GEORGES SEURAT'S YOUTH
Georges Pierre Seurat was born on 2 December 1859 in Paris. His father, Chrysostome-Antoine Seurat, had been a legal official in La Villette. He had saved a substantial amount of money and lived a secluded life as a pensioner in his house in the Provence and visited his family in Paris just once a week. Seurat’s mother, Ernestine Faivre, came from a prosperous middle-class Parisian family.
During his schooldays, Seurat was introduced to painting by an uncle on his mother's side, the textile dealer Paul Haumonté-Faivre, himself an amateur painter. In 1875 he started to attend a drawing class taught by the sculptor Justin Lequien at a night school in the city.
Seurat studied at the Ecole des Beaux-Arts in 1878 and 1879. After a year of military service at Brest military academy, he returned to Paris in 1880. He started off sharing a confined studio on the Left Bank with two student friends before moving to a studio of his own. For the next two years, he devoted himself to mastering the art of black and white drawing. He spent 1883 on a huge canvas, Bathing at Asnieres, his first major painting.
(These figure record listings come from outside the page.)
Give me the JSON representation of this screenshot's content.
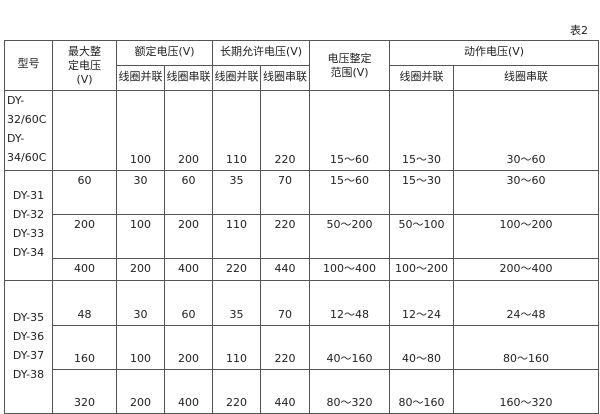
{
  "caption": "表2",
  "headers": {
    "model": "型号",
    "max_setting_voltage": "最大整定电压(V)",
    "rated_voltage": "额定电压(V)",
    "long_term_voltage": "长期允许电压(V)",
    "setting_range": "电压整定范围(V)",
    "action_voltage": "动作电压(V)",
    "parallel": "线圈并联",
    "series": "线圈串联"
  },
  "groups": [
    {
      "models": [
        "DY-32/60C",
        "DY-34/60C"
      ],
      "align": "bot",
      "rows": [
        [
          "",
          "100",
          "200",
          "110",
          "220",
          "15～60",
          "15～30",
          "30～60"
        ]
      ]
    },
    {
      "models": [
        "DY-31",
        "DY-32",
        "DY-33",
        "DY-34"
      ],
      "align": "top",
      "rows": [
        [
          "60",
          "30",
          "60",
          "35",
          "70",
          "15～60",
          "15～30",
          "30～60"
        ],
        [
          "200",
          "100",
          "200",
          "110",
          "220",
          "50～200",
          "50～100",
          "100～200"
        ],
        [
          "400",
          "200",
          "400",
          "220",
          "440",
          "100～400",
          "100～200",
          "200～400"
        ]
      ]
    },
    {
      "models": [
        "DY-35",
        "DY-36",
        "DY-37",
        "DY-38"
      ],
      "align": "bot",
      "rows": [
        [
          "48",
          "30",
          "60",
          "35",
          "70",
          "12～48",
          "12～24",
          "24～48"
        ],
        [
          "160",
          "100",
          "200",
          "110",
          "220",
          "40～160",
          "40～80",
          "80～160"
        ],
        [
          "320",
          "200",
          "400",
          "220",
          "440",
          "80～320",
          "80～160",
          "160～320"
        ]
      ]
    }
  ]
}
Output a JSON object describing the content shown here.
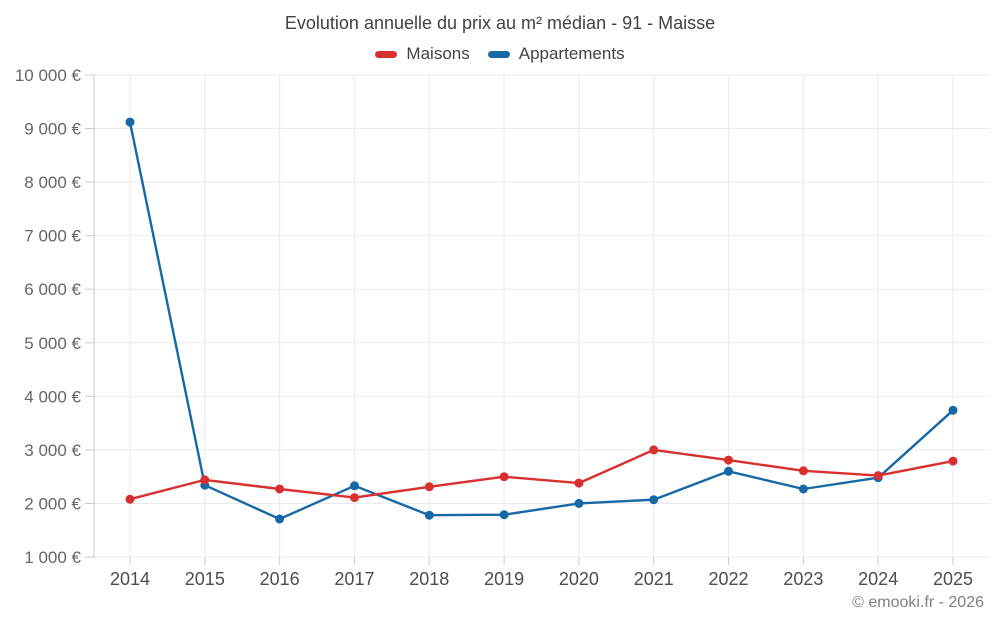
{
  "footer": {
    "copyright": "© emooki.fr - 2026"
  },
  "chart_data": {
    "type": "line",
    "title": "Evolution annuelle du prix au m² médian - 91 - Maisse",
    "categories": [
      "2014",
      "2015",
      "2016",
      "2017",
      "2018",
      "2019",
      "2020",
      "2021",
      "2022",
      "2023",
      "2024",
      "2025"
    ],
    "series": [
      {
        "name": "Maisons",
        "color": "#d7302f",
        "values": [
          2080,
          2440,
          2270,
          2110,
          2310,
          2500,
          2380,
          3000,
          2810,
          2610,
          2520,
          2790
        ]
      },
      {
        "name": "Appartements",
        "color": "#1769a5",
        "values": [
          9120,
          2340,
          1710,
          2330,
          1780,
          1790,
          2000,
          2070,
          2600,
          2270,
          2480,
          3740
        ]
      }
    ],
    "ylim": [
      1000,
      10000
    ],
    "y_ticks": [
      {
        "value": 1000,
        "label": "1 000 €"
      },
      {
        "value": 2000,
        "label": "2 000 €"
      },
      {
        "value": 3000,
        "label": "3 000 €"
      },
      {
        "value": 4000,
        "label": "4 000 €"
      },
      {
        "value": 5000,
        "label": "5 000 €"
      },
      {
        "value": 6000,
        "label": "6 000 €"
      },
      {
        "value": 7000,
        "label": "7 000 €"
      },
      {
        "value": 8000,
        "label": "8 000 €"
      },
      {
        "value": 9000,
        "label": "9 000 €"
      },
      {
        "value": 10000,
        "label": "10 000 €"
      }
    ],
    "grid": true,
    "legend_position": "top",
    "colors": {
      "grid": "#ebebeb",
      "axis": "#cccccc",
      "y_label": "#666666",
      "x_label": "#4d4d4d"
    }
  }
}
GEORGES SEURAT AS AN ARTIST
The next, 1884, year Seurat’s first large painting, Bathers at Asnières, was rejected by the Salon. However, it was shown in the exhibition held by the Société des Artistes Indépendants. It was there that Seurat became acquainted with Paul Signac, with whom he soon became close friends. After Bathers at Asnières Seurat started working on another large canvas A Sunday on La Grande Jatte, in which he was to create a new style and also to found an artistic movement, called variously Neo-Impressionism, Pointillism or Divisionism, the last term preferred by Seurat.
After working on La Grande Jatte for two years, Seurat exhibited the painting in 1886 at the eight and final Impressionist exhibition. The large picture, measured more than two meters by three, and executed in an entirely new technique using dots, was received in very different ways, like the first Impressionist exhibition twelve years before. It was precisely the picture's technique that aroused the most displeasure amongst the public, critics and artists.
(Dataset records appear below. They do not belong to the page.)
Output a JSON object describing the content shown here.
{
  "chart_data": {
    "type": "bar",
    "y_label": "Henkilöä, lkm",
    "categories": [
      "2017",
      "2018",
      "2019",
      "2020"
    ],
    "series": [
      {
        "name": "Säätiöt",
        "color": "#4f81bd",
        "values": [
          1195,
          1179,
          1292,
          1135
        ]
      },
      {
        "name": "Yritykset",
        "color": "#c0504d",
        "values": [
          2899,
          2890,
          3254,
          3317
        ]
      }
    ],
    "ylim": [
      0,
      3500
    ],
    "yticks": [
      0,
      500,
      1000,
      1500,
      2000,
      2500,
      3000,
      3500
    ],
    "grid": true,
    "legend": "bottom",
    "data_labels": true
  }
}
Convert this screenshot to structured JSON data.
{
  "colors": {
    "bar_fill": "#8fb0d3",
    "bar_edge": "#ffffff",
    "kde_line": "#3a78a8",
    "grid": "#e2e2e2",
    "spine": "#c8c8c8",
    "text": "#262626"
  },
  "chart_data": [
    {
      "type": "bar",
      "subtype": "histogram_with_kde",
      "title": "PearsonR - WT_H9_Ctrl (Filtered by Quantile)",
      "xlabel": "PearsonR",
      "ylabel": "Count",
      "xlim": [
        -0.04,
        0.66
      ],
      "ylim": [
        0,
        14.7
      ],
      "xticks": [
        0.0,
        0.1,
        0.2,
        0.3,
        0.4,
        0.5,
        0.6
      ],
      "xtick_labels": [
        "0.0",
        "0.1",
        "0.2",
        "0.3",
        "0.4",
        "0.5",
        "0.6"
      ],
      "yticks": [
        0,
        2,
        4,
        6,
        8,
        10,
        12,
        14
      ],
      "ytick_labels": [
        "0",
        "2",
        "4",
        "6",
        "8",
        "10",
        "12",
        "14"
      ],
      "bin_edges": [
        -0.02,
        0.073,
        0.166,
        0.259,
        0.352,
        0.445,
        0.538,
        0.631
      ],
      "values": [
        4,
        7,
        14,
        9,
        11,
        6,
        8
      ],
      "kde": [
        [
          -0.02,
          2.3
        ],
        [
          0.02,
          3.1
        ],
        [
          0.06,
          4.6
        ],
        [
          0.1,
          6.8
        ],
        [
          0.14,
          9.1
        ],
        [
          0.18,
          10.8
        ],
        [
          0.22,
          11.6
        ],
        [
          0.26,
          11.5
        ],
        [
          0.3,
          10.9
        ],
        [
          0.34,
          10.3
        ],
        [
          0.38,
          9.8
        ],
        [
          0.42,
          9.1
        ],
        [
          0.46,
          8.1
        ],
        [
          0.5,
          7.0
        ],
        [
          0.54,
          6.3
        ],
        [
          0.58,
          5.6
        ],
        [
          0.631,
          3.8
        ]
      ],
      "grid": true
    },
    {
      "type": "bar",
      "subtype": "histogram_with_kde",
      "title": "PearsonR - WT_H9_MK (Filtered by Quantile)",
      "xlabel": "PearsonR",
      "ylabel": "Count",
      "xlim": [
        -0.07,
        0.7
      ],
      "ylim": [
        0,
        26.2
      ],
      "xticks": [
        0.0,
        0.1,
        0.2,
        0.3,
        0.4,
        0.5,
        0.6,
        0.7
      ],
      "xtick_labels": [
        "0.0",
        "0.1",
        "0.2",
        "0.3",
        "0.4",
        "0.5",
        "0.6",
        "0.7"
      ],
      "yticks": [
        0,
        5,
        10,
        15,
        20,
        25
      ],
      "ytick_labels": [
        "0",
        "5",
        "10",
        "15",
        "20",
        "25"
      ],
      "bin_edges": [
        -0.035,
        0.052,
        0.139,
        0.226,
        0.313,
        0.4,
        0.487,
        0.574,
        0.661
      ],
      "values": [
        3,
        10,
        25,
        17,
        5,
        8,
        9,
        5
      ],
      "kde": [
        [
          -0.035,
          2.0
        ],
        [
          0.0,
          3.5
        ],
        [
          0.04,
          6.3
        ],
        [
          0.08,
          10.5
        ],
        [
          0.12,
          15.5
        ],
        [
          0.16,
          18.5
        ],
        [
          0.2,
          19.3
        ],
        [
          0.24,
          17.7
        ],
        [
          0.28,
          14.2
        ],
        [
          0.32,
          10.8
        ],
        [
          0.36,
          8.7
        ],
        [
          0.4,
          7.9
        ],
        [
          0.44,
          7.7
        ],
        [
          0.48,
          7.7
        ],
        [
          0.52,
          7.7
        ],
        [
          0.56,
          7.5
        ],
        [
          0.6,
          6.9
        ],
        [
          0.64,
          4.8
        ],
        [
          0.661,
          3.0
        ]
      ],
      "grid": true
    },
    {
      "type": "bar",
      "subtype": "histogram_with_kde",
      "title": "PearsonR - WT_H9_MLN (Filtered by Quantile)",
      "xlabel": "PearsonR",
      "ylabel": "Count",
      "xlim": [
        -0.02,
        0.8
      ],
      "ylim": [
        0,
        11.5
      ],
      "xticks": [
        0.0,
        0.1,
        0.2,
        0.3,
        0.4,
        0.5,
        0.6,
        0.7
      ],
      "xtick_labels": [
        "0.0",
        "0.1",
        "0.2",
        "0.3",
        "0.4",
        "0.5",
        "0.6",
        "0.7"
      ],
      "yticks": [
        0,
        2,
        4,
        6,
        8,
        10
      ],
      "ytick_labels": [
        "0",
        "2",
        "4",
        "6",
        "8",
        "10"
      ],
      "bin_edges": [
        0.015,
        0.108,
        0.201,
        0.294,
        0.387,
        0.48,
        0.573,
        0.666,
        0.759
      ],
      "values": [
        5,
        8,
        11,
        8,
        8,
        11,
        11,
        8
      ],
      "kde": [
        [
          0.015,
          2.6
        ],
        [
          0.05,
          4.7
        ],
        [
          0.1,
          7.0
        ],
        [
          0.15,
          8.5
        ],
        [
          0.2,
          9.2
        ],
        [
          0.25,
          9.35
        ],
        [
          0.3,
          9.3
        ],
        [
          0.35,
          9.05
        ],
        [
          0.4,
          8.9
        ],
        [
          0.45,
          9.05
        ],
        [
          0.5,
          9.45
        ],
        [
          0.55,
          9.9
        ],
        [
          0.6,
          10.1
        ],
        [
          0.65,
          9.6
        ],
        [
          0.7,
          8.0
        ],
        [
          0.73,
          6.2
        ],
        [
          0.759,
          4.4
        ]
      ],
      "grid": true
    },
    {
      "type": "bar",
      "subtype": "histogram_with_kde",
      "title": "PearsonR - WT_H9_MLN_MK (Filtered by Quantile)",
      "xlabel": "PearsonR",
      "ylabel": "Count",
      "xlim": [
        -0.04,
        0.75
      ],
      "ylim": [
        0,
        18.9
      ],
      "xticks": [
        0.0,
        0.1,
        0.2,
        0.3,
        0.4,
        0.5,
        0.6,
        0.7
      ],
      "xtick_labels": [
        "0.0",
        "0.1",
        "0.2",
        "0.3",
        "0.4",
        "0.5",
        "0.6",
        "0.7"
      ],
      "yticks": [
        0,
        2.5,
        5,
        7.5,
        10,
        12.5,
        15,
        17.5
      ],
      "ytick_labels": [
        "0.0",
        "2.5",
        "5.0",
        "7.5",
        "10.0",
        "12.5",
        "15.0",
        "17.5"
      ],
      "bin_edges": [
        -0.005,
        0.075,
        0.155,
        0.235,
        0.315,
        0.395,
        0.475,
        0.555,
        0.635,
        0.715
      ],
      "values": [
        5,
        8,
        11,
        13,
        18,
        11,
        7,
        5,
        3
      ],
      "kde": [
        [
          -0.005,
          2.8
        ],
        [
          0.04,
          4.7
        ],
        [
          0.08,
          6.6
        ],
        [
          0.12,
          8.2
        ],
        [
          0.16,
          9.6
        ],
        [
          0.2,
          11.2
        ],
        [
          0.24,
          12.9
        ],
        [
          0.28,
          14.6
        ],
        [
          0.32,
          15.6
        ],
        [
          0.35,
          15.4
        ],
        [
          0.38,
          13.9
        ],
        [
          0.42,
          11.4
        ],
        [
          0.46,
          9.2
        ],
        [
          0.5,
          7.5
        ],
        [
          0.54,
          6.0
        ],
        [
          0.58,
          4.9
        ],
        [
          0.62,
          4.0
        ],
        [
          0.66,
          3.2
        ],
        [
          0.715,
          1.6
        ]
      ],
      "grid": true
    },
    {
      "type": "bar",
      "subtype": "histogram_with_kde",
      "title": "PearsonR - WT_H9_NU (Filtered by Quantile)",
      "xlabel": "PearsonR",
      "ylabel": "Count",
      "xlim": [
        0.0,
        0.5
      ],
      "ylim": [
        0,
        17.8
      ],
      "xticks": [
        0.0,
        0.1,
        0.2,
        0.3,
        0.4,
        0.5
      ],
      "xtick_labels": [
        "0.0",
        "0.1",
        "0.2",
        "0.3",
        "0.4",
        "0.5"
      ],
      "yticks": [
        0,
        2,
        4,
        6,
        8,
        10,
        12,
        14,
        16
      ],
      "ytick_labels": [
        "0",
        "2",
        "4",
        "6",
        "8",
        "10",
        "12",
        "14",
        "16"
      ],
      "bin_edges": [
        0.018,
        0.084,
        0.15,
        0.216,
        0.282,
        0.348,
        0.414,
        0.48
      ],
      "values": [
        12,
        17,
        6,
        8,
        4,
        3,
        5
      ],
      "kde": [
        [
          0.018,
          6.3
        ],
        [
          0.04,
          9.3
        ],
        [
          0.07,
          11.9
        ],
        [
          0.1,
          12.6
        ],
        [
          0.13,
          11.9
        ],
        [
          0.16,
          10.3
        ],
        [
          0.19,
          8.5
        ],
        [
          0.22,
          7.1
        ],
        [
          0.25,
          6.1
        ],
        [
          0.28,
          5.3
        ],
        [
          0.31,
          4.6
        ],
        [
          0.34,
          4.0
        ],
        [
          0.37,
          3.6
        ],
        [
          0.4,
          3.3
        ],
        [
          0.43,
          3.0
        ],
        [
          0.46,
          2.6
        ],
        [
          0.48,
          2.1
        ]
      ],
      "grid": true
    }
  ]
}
Only one art critic, Félix Fénéon (1861-1944), proved able to understand and subsequently write an informed analysis of Seurat’s technique and style, “If one looks at any uniformly shaded area in Seurat’s Grande Jatte, one can find on every centimeter of it a swirling swarm of small dots which contains all the elements which comprise the color desired. Take that patch of lawn in the shade; most of the dots reflect the local colors of the grass, others, orange-colored and much scarcer, express the barely perceptible influence of the sun; occasional purple dots establish the complementary color of green; a cyanine blue, necessitated by an adjacent patch of lawn in full sunlight, becomes increasingly dense closer to the borderline, but beyond this line gradually loses its intensity… Juxtaposed on the canvas but yet distinct, the colors reunite on the retina: hence we have before us not a mixture of pigment colors but a mixture of variously colored rays of light ."
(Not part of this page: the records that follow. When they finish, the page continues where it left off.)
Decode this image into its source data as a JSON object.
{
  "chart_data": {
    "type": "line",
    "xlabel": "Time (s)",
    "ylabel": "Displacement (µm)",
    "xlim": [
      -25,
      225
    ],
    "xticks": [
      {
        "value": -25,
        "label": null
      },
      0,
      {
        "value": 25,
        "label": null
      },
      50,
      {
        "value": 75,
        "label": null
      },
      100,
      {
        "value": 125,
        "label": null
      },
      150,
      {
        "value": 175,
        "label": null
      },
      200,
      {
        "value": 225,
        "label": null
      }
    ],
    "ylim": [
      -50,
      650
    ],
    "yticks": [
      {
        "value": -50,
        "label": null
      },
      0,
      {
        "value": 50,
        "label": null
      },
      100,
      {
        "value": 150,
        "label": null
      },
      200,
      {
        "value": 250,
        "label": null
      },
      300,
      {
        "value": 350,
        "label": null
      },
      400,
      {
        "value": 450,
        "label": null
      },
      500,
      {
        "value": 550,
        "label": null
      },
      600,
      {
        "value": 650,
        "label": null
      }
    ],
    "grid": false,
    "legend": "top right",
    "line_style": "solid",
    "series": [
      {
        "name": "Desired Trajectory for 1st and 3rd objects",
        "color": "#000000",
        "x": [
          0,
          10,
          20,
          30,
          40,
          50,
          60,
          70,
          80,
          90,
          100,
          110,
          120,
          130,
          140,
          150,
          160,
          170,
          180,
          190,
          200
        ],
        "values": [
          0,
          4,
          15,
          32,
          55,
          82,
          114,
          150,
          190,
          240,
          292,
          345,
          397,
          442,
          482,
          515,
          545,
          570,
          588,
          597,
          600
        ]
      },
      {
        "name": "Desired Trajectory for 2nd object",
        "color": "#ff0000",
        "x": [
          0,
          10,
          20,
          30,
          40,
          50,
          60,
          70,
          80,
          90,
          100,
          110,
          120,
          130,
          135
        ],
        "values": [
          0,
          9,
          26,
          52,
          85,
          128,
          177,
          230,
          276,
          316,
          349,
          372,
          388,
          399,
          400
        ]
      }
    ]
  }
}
GEORGES SEURAT'S LAST YEARS
He later moved away from Boulevard de Clichy to a quieter studio nearby, where secretly he lived with a young model, Madeleine Knobloch. In February 1890, she gave birth to his son. It was not until two days before his death that he introduced his young family to his mother. He died at the age of 31 of diphtheria and was interred in Le Père Lachaise Cemetery. His last ambitious work, The Circus, was left unfinished at the time he died.